The English would have made him a peer, and put up statues in his honour; the ignorance of the French, I will not use a harsher word, drove him to commit suicide.

The example is certainly not encouraging to us later explorers.

I should have been more likely to win applause if I had pictured the Tuaregs as irreclaimable savages, relating a thousand entanglements with them, such as imaginary conflicts with their armed bands, where my own presence of mind and the courage of my party saved the expedition from massacre.

I have preferred in the interests of my country to tell the truth, the whole truth, and nothing but the truth.

Even as I write these words, I hear of the death of two young officers and their men, who were killed near Timbuktu in a fight with a Hoggar razzi. The Hoggars again!

This does but confirm what I insisted on when I was at Timbuktu, that we shall never succeed in getting en rapport with the nomad tribes except with the aid of those tribes themselves.

We must first subjugate certain tribes, and then form from amongst them auxiliary levies, or, as the natives call them, maghzen, which will aid us, at a minimum cost to ourselves, to establish French influence over the Tuaregs.
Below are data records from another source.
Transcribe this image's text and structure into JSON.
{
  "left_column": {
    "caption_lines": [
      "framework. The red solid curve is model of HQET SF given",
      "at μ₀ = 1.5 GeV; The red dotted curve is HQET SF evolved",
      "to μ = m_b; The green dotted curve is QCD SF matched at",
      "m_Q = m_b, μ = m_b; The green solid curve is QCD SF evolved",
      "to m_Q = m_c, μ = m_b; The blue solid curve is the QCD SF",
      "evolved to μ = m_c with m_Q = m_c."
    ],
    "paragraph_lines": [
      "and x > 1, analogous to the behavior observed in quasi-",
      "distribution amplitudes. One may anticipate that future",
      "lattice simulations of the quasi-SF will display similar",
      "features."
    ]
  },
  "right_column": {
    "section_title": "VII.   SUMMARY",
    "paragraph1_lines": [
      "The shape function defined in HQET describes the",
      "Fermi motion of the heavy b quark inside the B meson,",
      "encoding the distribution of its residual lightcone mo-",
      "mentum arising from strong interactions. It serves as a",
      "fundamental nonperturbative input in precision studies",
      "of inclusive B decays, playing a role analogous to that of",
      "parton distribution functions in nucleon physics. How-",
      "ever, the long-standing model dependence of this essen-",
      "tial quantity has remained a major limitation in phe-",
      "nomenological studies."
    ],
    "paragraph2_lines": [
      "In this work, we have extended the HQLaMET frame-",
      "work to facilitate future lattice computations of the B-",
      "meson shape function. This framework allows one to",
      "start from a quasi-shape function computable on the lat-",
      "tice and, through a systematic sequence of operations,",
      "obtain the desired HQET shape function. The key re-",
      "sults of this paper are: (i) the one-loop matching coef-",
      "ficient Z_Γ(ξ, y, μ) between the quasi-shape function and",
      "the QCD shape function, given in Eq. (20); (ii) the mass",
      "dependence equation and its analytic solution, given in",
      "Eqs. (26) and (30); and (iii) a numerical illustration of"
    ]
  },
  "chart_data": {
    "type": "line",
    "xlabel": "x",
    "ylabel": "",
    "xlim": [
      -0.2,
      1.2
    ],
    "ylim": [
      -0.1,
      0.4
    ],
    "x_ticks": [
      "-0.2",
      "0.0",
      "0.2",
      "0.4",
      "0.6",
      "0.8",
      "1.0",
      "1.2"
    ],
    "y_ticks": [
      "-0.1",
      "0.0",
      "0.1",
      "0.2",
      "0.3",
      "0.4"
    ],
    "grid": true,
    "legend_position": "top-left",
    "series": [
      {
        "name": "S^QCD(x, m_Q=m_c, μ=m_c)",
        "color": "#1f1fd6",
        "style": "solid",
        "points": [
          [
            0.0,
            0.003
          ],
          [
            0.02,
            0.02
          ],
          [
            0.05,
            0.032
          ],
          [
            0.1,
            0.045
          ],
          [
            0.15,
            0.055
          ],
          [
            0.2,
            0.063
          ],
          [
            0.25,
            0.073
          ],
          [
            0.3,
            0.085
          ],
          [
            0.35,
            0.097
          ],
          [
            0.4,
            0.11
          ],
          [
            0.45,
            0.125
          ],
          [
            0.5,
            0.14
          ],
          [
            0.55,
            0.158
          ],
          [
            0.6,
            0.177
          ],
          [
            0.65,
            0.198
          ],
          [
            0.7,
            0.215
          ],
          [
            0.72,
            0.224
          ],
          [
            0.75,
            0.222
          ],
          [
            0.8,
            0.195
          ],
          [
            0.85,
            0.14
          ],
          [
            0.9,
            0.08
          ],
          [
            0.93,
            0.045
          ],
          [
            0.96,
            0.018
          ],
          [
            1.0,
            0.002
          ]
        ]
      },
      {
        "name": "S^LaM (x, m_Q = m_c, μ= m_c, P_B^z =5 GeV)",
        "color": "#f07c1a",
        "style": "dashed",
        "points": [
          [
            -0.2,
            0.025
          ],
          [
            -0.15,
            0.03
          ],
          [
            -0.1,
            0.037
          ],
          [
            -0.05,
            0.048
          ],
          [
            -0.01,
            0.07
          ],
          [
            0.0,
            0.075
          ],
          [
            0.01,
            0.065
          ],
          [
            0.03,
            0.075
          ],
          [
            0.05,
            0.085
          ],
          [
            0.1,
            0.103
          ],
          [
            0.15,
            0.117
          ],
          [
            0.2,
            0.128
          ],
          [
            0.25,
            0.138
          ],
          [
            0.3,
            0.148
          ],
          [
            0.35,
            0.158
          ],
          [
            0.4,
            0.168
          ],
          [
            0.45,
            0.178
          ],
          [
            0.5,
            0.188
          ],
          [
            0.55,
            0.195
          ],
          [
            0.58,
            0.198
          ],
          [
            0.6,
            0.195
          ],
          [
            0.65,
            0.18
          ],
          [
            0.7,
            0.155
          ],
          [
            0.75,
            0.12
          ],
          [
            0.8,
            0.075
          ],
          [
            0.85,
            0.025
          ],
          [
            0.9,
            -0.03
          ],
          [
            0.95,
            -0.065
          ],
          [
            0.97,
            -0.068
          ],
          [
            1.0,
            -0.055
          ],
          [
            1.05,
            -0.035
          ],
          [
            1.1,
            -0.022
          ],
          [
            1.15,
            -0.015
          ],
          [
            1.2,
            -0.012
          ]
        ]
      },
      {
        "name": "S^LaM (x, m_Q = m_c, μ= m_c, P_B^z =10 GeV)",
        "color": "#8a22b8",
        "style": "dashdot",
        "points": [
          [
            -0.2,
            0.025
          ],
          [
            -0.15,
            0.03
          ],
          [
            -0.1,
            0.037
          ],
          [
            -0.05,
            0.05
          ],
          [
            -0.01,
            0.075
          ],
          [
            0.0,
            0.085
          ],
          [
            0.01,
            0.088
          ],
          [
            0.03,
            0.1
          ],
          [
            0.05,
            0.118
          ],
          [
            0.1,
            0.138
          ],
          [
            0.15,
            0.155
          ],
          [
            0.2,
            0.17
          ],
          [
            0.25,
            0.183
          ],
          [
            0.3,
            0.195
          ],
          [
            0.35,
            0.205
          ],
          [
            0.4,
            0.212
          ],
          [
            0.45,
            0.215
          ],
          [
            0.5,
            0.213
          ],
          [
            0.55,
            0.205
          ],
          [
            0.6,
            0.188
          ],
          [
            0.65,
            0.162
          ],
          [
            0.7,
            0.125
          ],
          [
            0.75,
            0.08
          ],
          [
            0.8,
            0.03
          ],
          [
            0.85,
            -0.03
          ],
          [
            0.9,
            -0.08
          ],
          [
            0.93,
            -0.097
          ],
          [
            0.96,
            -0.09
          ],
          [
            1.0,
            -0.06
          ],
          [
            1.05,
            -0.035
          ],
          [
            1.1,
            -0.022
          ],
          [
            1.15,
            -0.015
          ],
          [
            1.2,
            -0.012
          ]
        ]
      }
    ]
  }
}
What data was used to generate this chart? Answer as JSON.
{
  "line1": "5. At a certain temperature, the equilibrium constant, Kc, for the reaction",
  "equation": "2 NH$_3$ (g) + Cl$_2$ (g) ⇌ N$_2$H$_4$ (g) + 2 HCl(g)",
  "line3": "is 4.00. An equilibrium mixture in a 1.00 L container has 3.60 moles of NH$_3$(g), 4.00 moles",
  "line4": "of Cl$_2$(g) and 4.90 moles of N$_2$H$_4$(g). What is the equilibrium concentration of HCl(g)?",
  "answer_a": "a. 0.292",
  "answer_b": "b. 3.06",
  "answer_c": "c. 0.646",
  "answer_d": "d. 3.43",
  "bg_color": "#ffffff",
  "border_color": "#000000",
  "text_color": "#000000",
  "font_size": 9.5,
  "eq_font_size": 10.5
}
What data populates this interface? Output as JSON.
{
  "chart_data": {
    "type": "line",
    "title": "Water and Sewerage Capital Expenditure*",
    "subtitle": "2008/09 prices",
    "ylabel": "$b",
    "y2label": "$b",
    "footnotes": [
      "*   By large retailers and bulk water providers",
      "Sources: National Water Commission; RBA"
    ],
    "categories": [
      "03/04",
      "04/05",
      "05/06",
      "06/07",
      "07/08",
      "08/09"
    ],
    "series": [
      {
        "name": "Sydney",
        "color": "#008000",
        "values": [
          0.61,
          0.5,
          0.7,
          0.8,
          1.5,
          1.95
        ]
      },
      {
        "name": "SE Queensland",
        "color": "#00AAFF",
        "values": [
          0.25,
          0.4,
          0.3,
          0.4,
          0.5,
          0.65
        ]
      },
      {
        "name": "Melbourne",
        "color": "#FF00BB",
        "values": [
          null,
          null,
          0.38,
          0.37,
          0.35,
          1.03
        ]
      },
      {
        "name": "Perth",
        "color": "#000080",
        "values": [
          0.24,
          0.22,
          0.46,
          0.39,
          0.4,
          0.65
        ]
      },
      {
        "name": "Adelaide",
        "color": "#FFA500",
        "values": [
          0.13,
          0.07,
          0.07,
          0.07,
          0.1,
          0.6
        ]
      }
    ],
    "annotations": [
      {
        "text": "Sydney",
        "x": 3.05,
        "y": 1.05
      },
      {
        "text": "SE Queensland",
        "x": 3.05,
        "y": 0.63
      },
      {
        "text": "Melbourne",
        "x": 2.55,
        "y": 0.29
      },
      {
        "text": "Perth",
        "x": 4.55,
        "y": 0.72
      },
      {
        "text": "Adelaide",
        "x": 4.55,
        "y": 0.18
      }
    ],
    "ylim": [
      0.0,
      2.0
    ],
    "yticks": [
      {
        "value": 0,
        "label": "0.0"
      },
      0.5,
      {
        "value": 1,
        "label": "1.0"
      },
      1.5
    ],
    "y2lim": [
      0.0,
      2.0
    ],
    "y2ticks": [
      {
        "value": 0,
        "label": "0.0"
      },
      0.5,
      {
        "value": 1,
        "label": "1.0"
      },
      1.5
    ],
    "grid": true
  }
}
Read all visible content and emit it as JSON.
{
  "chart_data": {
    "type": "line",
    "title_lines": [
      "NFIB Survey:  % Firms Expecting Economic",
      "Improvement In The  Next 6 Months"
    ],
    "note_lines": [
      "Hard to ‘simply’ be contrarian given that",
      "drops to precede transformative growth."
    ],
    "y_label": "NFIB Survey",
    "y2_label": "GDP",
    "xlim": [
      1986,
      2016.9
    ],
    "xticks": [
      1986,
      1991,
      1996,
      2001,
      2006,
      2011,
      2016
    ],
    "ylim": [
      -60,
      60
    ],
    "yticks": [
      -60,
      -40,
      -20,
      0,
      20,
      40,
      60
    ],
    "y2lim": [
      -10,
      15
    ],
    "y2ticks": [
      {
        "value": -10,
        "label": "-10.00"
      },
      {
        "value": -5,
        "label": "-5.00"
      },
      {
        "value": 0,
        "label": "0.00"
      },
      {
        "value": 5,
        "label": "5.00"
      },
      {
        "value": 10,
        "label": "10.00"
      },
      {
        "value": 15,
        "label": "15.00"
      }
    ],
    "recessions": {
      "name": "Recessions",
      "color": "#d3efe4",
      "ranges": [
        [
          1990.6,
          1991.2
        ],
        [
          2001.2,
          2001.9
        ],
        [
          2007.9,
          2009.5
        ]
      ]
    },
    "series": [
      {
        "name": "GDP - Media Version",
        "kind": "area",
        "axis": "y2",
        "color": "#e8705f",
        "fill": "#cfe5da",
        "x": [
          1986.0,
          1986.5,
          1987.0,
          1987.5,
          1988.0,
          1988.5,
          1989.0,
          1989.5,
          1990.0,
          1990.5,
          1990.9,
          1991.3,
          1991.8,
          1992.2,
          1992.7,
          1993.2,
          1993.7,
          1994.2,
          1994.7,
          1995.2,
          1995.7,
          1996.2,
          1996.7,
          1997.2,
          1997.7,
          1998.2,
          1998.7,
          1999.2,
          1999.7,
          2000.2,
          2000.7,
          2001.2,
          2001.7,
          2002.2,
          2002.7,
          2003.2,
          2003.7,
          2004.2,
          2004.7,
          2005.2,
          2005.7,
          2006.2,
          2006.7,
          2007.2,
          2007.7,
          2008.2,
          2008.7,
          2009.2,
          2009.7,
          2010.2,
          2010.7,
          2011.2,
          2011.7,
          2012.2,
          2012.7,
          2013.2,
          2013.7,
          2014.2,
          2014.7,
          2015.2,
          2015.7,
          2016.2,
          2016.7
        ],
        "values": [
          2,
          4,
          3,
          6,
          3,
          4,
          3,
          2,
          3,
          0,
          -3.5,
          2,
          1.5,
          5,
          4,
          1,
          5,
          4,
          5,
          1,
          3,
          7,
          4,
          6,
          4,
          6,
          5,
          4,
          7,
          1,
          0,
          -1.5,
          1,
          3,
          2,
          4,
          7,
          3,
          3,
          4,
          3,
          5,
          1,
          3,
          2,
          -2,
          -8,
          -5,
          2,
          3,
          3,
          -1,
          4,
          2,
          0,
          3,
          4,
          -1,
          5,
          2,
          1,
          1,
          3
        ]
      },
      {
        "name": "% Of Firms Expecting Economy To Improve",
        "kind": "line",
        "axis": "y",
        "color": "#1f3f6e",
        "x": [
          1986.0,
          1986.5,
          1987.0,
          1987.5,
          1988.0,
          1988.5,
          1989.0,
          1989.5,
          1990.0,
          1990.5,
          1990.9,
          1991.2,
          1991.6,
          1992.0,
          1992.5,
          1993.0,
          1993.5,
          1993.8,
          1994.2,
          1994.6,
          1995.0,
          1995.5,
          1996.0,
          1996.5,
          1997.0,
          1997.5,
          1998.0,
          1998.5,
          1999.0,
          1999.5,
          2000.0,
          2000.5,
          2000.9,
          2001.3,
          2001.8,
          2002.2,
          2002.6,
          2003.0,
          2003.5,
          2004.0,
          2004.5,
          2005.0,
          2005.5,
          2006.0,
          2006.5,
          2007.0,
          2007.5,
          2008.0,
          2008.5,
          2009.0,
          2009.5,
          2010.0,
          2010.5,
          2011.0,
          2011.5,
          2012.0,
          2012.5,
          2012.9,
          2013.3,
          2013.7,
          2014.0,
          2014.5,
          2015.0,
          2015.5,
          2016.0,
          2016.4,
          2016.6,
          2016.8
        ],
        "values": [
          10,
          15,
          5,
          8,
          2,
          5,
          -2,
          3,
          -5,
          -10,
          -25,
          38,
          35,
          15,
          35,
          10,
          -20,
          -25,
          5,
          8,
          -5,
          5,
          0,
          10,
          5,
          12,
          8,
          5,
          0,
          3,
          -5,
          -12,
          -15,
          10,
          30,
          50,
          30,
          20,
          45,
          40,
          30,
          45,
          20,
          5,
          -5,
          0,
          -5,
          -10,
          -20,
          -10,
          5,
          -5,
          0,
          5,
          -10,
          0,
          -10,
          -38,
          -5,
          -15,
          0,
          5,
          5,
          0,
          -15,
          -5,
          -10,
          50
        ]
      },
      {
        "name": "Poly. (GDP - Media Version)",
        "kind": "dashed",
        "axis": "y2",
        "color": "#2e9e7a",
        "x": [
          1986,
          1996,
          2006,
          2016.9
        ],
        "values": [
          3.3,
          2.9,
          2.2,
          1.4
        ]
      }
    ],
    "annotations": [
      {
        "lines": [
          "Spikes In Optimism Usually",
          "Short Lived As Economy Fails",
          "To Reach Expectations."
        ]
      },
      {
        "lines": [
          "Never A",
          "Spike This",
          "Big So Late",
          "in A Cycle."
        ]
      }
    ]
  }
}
Amongst the tribes who would best lend themselves to this purpose, I place the Awellimiden in the very first rank, and they are the hereditary enemies of the Hoggars. Or perhaps I should rather have said, if we wish to bring about a complete pacification of the country, and at the same time win the friendship of the Awellimiden chief, we ought to strengthen his hands.

With this idea in my mind I make the following suggestions. We should arm the Awellimiden with a hundred or a couple of hundreds of percussion rifles, with very large nipples, which would only admit of the use of special caps turned out in French manufactories.

With one hundred such guns the Awellimiden would be invincible, and could soon butcher all their enemies, whether Kel Gheres or Hoggars.